Use of the Fed's central bank "swap" facility—launched during the 2008 financial crisis—reached $583 billion in December 2008. Since the Fed reintroduced it earlier this month, foreign banks have only tapped the Fed program for $9 billion, according to the most recent publicly available data. Fed officials will be watching the ECB's next big auction of dollar loans tomorrow closely for signs of whether demand is increasing.
Ironically, bidder participation in the BOE's dollar repo facility reopening two weeks ago was exactly nil, and rumors dominate that of the thousand or so banks in Europe, few wish to make their liquidity problems even partially known, which is why we anticipate tepid involvement in such ECB liquidity pass throughs. Hilsenrath shares the same perspective: "Some analysts say that adjusting the terms of the Fed's loan program won't achieve much. "The funding is already available" through the Fed program, says Bruce Kasman, chief economist with J.P. Morgan Chase. The price, he says, is "expensive but not onerous."

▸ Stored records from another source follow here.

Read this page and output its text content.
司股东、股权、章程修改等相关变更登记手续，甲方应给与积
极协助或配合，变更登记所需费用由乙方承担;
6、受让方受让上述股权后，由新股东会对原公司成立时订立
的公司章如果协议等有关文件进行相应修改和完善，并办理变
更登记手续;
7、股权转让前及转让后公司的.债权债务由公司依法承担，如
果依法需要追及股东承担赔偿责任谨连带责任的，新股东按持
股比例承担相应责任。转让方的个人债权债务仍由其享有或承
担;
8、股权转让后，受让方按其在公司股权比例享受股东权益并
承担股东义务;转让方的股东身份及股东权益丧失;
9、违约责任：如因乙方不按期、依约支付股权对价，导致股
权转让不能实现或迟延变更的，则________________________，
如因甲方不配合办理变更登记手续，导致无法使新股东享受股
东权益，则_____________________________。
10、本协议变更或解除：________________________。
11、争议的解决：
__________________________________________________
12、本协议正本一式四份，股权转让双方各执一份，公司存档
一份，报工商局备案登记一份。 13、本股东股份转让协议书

The Fed has no concerns about being a willing participant with taxpayer capital into a program which could potentially lock up the next time there is a liquidity crunch:
Responding to audience questions following a speech in London, Federal Reserve Bank of St. Louis President James Bullard said the swap lines are "certainly not tapped out," and could provide much more funding if necessary. Mr. Bullard added that the far lower take-up indicates that dollar funding problems aren't as severe as in 2008-09.

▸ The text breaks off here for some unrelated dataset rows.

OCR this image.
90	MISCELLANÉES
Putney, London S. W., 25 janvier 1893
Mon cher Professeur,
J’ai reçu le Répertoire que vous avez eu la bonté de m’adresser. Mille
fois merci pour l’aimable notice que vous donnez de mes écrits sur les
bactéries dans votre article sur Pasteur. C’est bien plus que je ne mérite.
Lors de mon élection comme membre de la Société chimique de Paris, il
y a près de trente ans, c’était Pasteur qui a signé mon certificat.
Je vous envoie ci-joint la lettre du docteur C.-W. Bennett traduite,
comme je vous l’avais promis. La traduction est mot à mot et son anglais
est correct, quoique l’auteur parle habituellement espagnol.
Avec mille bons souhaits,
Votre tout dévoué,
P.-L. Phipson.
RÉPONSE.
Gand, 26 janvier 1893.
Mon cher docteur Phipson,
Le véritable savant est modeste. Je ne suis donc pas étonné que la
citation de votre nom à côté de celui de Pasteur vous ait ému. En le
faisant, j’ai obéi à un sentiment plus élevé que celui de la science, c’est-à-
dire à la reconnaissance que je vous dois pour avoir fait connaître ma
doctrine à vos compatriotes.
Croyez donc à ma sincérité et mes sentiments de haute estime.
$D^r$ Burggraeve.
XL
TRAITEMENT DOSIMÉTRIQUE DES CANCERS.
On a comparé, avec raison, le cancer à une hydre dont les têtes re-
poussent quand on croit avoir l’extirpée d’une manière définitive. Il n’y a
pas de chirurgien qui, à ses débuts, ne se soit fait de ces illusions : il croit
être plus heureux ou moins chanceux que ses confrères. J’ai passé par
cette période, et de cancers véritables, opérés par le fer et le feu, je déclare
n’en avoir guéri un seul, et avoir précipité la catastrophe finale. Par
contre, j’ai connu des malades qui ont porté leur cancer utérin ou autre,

"We can go much higher, hundreds of billions of dollars if necessary. We're not anywhere near that right now so I think it's sufficient and there is no limit on it," he said.

This swap program has been the Fed's main response to the financial stresses building in Europe. The market was abuzz with rumors Tuesday that the Fed could take some other step to help European banks—such as restart a commercial paper lending facility it used during the financial crisis or lowering the discount rate that it charges banks in the U.S. for emergency loans.
The only notable feature, as we have reported previously, is that should we get close to the half a trillion in total FX swaps we got to during the last peak, is that excess reserves will surge by a comparable amount. The risk is that with the Fed's balance sheet now entrenched in QE mode, adding emergency liquidity programs to it once again, will do nothing to alleviate inflation expectations, as all this extra liquidity will have to be unwound at some point. For the time being, the market still seems unconcerned about the form this tightening will take place. However, the level of concern is surely rising with every incremental dollar being piled on to the "asset" side of the balance sheet. Should we indeed have to follow through with another iteration of QE, with emergency liquidity measures layered on top, we could easily double the Fed's balance sheet within the year.